Two new minerals that have never been discovered on earth before have just been found hidden inside a meteorite. As the ninth largest meteorite ever found, which plummeted from space and smashed into the ground in Somalia, the space rock hiding the pair of minerals may help investigators discover completely new processes that formed the minerals, as well as fuel research by materials scientists. And the researchers behind the once-of-a-kind discovery say there may be even more undiscovered minerals hiding inside the history-making meteorite.
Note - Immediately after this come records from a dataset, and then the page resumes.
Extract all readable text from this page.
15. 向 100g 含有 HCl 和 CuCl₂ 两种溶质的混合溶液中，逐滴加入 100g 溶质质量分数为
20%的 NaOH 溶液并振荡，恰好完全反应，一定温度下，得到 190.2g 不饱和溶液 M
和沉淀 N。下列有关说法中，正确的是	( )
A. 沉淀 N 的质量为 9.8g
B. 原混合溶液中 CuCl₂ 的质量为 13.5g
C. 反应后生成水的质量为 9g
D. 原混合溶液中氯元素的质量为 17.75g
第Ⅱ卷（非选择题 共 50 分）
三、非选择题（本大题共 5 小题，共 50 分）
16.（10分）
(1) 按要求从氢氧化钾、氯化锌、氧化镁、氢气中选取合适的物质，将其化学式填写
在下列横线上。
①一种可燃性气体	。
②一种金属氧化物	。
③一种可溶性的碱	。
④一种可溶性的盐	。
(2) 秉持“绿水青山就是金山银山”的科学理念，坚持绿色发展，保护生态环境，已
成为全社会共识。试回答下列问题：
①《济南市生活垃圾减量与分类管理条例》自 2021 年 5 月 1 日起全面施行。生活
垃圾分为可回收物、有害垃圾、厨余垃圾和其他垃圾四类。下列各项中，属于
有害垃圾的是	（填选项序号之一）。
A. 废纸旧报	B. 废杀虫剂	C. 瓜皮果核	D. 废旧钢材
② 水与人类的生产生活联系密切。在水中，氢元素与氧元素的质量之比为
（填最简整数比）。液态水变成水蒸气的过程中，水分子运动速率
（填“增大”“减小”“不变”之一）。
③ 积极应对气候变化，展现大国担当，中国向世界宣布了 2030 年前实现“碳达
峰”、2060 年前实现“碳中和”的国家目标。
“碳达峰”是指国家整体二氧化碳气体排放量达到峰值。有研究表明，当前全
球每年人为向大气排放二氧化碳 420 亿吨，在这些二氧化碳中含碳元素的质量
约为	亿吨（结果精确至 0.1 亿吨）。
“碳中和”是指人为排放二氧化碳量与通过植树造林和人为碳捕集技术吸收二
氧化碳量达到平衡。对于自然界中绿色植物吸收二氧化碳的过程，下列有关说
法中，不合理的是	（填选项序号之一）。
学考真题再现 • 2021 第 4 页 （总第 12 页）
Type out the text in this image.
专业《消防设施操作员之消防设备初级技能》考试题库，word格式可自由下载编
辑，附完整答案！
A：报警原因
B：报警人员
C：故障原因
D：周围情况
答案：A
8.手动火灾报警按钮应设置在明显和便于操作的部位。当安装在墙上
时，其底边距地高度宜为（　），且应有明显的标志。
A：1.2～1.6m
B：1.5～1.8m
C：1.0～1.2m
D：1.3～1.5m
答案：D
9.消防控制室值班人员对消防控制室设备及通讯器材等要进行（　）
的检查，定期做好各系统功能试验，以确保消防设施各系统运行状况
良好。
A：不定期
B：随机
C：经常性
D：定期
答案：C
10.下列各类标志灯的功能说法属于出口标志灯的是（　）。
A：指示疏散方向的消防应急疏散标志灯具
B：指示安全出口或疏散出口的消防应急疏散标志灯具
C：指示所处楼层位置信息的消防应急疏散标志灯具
“Whenever you find a new mineral, it means that the actual geological conditions, the chemistry of the rock, was different than what’s been found before,” says Chris Herd, a professor in the Department of Earth & Atmospheric Sciences, curator of the University of Alberta’s Meteorite Collection and part of the t4m that made the unique finds. “That’s what makes this exciting: In this particular meteorite, you have two officially described minerals that are new to science.”
According to a press release from the University of Alberta, where scientists stumbled upon the extraterrestrial minerals, they were found within a single 70-gram slice of the space rock. As the researcher in charge of the discovery, Herd won the privilege to officially name the two new space minerals. The first he has officially named “elaliite” because it was found near the town of El Ali, in the Hiiraan region of Somalia.
Herd wisely named the second mineral “elkinstantonite” after the vice president of the ASU Interplanetary Initiative (and his boss), Lindy Elkins-Tanton. The release notes that Elkins-Tanton is also a professor at Arizona State University’s School of Earth and Space Exploration and principal investigator of NASA’s upcoming Psyche mission.
“Lindy has done a lot of work on how the cores of planets form, how these iron-nickel cores form, and the closest analog we have are iron meteorites,” Herd explained of his second choice. “So it made sense to name a mineral after her and recognize her contributions to science.”
Working with researchers at UCLA and the California Institute of Technology, Herd classified the space rock itself as an “Iron, IAB complex” meteorite, one of 350 known samples of that type. However, when analyzing the meteorite more closely, Herd saw something he didn’t quite recognize. He immediately reached out to his colleague Andrew Locock, who is the head of the U of A’s Electron Microprobe Laboratory and also someone who has been part of naming previously discovered extraterrestrial minerals not found on earth.
“The very first day he (Locock) did some analyses, he said, ‘You’ve got at least two new minerals in there,’” recounted Herd. “That was phenomenal. Most of the time, it takes a lot more work than that to say there’s a new mineral.”
Fortunately for the researchers involved, the two new minerals had actually been previously synthesized in a laboratory setting, so Locock was able to quickly match their composition to the fabricated ones.
Herd notes that along with naming the two new minerals, the most rewarding part of his work is trying to back-engineer the unique processes and conditions that must have existed somewhere outside of our home planet to create the never before seen minerals.
“That’s my expertise,” he explained, “how you tease out the geologic processes and the geologic history of the asteroid this rock was once part of.”
It’s an honor and privilege the professor says he never even hoped for in his career. “I never thought I’d be involved in describing brand new minerals just by virtue of working on a meteorite.”
In his presentation of the newly discovered minerals at the U of A Space Exploration Symposium on November 21st, Herd says that materials scientists are likely to take a keen interest in his work with the new mineral.
“Whenever there’s a new material that’s known, material scientists are interested too because of the potential uses in a wide range of things in society,” he explained.
Unfortunately, Herd is not sure he will get the chance to follow up on naming the two new minerals. That’s because the privately-owned space rock has been moved to China, where the owner is allegedly hunting for a potential buyer. Still, the researchers behind the historic find are holding out hope that samples of the meteorite will be made available for future study. Let’s hope they’re right.